Evaluating $\int_{\mathbb{R}}\frac{\exp(-x^2)}{1+x^2}\,\mathrm{d}x$

I would like to evaluate in a closed form the integral $$\int_{\mathbb{R}}\frac{\exp(-x^2)}{1+x^2}\,\mathrm{d}x$$

I tried various methods :

• integration by parts
• some changes of variables ($y=x^2$, $x=\tan$)
• residue calculus (but the factor $\exp(-x^2)$ forbid to send the contour to infinity)
• developping $\exp(-x^2)$ or $\frac{1}{1+x^2} $ in power series (but in both cases one cannot exchange sum and integral)
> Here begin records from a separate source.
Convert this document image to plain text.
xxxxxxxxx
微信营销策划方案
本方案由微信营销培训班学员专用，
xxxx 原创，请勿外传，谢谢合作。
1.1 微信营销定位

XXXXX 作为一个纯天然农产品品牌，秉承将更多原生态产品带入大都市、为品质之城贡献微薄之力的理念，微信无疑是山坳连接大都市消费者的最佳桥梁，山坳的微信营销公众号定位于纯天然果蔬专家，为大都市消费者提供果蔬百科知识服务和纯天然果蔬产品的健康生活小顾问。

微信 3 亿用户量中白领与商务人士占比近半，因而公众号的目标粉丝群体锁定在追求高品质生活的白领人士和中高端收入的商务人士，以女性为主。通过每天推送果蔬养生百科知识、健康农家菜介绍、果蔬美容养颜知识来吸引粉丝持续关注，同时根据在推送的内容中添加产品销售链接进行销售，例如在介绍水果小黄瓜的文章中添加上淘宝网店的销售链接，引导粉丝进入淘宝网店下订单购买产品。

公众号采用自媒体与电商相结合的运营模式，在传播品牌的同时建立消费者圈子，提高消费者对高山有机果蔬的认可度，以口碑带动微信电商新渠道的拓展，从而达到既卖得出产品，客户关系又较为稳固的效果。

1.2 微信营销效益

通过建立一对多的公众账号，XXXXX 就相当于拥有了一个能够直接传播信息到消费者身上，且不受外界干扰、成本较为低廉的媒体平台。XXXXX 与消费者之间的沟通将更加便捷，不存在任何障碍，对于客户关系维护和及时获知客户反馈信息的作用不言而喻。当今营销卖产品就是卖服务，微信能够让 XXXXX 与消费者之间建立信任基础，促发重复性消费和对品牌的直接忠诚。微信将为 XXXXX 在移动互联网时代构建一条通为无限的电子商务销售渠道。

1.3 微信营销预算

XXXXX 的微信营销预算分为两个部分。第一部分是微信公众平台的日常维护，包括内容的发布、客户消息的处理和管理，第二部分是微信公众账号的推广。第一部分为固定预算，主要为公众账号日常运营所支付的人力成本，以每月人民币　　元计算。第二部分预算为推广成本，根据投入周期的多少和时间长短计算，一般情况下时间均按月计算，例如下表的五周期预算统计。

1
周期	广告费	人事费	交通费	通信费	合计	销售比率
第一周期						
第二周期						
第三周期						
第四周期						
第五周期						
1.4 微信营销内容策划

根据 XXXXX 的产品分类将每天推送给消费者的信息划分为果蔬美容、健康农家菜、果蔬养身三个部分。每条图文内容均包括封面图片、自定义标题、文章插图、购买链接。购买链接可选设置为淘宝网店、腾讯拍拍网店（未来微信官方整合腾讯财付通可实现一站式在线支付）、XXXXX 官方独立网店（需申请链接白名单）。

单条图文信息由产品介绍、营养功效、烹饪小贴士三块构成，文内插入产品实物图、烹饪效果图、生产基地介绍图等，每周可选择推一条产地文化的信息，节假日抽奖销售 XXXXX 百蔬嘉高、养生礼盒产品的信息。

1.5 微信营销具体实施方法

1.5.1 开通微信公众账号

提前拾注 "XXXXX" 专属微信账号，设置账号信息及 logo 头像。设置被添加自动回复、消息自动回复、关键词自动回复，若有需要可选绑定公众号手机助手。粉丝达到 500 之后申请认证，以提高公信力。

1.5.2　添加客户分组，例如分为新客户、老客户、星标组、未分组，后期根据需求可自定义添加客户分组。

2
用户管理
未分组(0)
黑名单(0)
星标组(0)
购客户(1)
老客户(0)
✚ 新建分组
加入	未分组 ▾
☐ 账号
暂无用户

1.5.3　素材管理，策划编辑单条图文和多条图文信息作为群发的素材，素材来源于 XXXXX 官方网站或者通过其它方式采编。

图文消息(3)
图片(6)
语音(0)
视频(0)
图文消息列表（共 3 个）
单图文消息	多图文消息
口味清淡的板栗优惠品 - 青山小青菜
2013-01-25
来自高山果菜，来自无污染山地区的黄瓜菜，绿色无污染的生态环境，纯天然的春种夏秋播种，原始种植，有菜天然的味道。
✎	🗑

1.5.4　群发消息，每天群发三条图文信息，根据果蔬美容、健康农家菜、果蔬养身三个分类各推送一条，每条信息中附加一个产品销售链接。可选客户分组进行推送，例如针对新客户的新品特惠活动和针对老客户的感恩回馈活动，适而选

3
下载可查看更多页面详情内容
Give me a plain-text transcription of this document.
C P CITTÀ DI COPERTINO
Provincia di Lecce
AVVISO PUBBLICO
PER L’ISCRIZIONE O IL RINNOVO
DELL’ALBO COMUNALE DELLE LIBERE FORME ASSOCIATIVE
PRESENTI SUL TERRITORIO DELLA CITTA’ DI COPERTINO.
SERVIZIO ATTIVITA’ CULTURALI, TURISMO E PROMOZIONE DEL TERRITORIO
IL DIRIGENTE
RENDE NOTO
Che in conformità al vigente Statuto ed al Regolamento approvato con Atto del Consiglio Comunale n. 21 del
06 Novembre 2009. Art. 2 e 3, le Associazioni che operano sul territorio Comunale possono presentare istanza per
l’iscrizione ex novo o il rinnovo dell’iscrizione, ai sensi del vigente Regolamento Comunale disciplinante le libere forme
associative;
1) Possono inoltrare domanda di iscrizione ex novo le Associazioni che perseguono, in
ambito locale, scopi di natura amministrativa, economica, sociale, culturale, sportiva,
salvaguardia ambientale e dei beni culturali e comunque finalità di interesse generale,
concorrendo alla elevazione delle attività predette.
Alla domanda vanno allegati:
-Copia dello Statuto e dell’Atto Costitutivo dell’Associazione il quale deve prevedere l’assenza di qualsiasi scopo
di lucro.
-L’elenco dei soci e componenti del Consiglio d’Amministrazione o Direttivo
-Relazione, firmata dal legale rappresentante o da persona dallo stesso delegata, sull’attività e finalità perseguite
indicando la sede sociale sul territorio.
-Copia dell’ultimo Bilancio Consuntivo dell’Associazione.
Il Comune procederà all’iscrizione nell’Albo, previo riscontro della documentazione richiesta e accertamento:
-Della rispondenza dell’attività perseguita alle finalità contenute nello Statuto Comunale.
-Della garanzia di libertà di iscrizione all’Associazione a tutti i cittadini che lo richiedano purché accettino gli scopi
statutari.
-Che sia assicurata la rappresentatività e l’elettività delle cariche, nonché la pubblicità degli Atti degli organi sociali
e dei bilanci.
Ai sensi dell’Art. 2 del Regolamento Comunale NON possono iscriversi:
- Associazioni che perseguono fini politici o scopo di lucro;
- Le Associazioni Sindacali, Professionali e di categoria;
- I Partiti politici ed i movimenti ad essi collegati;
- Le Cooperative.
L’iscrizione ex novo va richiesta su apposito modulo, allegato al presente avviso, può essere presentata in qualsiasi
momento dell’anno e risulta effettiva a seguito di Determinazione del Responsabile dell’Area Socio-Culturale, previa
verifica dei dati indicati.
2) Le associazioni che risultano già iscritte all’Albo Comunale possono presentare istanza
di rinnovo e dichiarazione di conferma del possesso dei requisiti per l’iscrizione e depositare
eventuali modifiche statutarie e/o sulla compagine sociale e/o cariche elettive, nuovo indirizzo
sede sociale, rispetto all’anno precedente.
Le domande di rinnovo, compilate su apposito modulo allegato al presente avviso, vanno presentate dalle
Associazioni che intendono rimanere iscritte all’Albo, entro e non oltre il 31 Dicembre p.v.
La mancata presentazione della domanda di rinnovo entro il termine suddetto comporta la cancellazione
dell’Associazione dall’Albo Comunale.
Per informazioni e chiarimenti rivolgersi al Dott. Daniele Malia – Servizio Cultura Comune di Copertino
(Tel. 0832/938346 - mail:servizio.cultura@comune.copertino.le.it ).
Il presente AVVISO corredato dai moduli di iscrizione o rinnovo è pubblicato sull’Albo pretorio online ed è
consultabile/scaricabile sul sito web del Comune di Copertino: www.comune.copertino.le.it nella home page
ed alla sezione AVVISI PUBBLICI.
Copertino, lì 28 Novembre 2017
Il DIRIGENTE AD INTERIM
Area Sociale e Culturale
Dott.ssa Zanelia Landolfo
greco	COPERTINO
Does anyone knows if this integral is known, or how to evaluate it ? At least I would like to find an exact expression.

The reason for me to believe that a closed form exists is that this integral arose in a problem of probability where I expect - if I haven't made any mistake previously - a very simple expression.

Solution 1:

Let $$I(a) = \int_{\mathbb{R}} \dfrac{\exp(-ax^2)}{1+x^2} dx$$ Recall that $$\int_{\mathbb{R}} \exp(-ax^2) dx = \dfrac{\sqrt{\pi}}{\sqrt{a}}$$ We then have \begin{align} I'(a) & = \int_{\mathbb{R}} \dfrac{-x^2\exp(-ax^2)}{1+x^2} dx\\ I(a) - I'(a) & = \int_{\mathbb{R}} \exp(-ax^2) dx = \dfrac{\sqrt{\pi}}{\sqrt{a}}\\ \dfrac{d}{da} \left(I(a) e^{-a}\right) &= -\sqrt{\pi}\dfrac{e^{-a}}{\sqrt{a}}\\ I(a)e^{-a} - I(0) & = - \sqrt{\pi} \int_0^a \dfrac{e^{-t}}{\sqrt{t}}dt \end{align} This gives us $$I(a) = e^a \pi - e^a \pi \cdot \text{erf}(\sqrt{a}) = e^a \pi \left(1-\text{erf}(a)\right)$$ Hence, $$I(1) = e \pi \left(1-\text{erf}(1)\right) \approx 1.34329$$ Wolframalpha integrates this approximately to give $\approx 1.34329$

Solution 2:

Using Parseval's theorem, we get $$ \int_{-\infty}^\infty \frac{e^{-x^2}}{1+x^2}dx= \frac{1}{2\pi}\int_{-\infty}^\infty \sqrt{\pi}e^{-\xi^2/4}\pi e^{-|\xi|}\,d\xi= \sqrt{\pi}\int_0^\infty e^{-\xi^2/4-\xi}\,d\xi= $$ $$ e\sqrt{\pi}\int_0^\infty e^{-(\xi^2+4\xi+4)/4}\,d\xi=\left[u=\frac{\xi+2}{2}\right]= 2e\sqrt{\pi}\int_1^\infty e^{-u^2}du= e\pi(1-\operatorname{erf}(1)). $$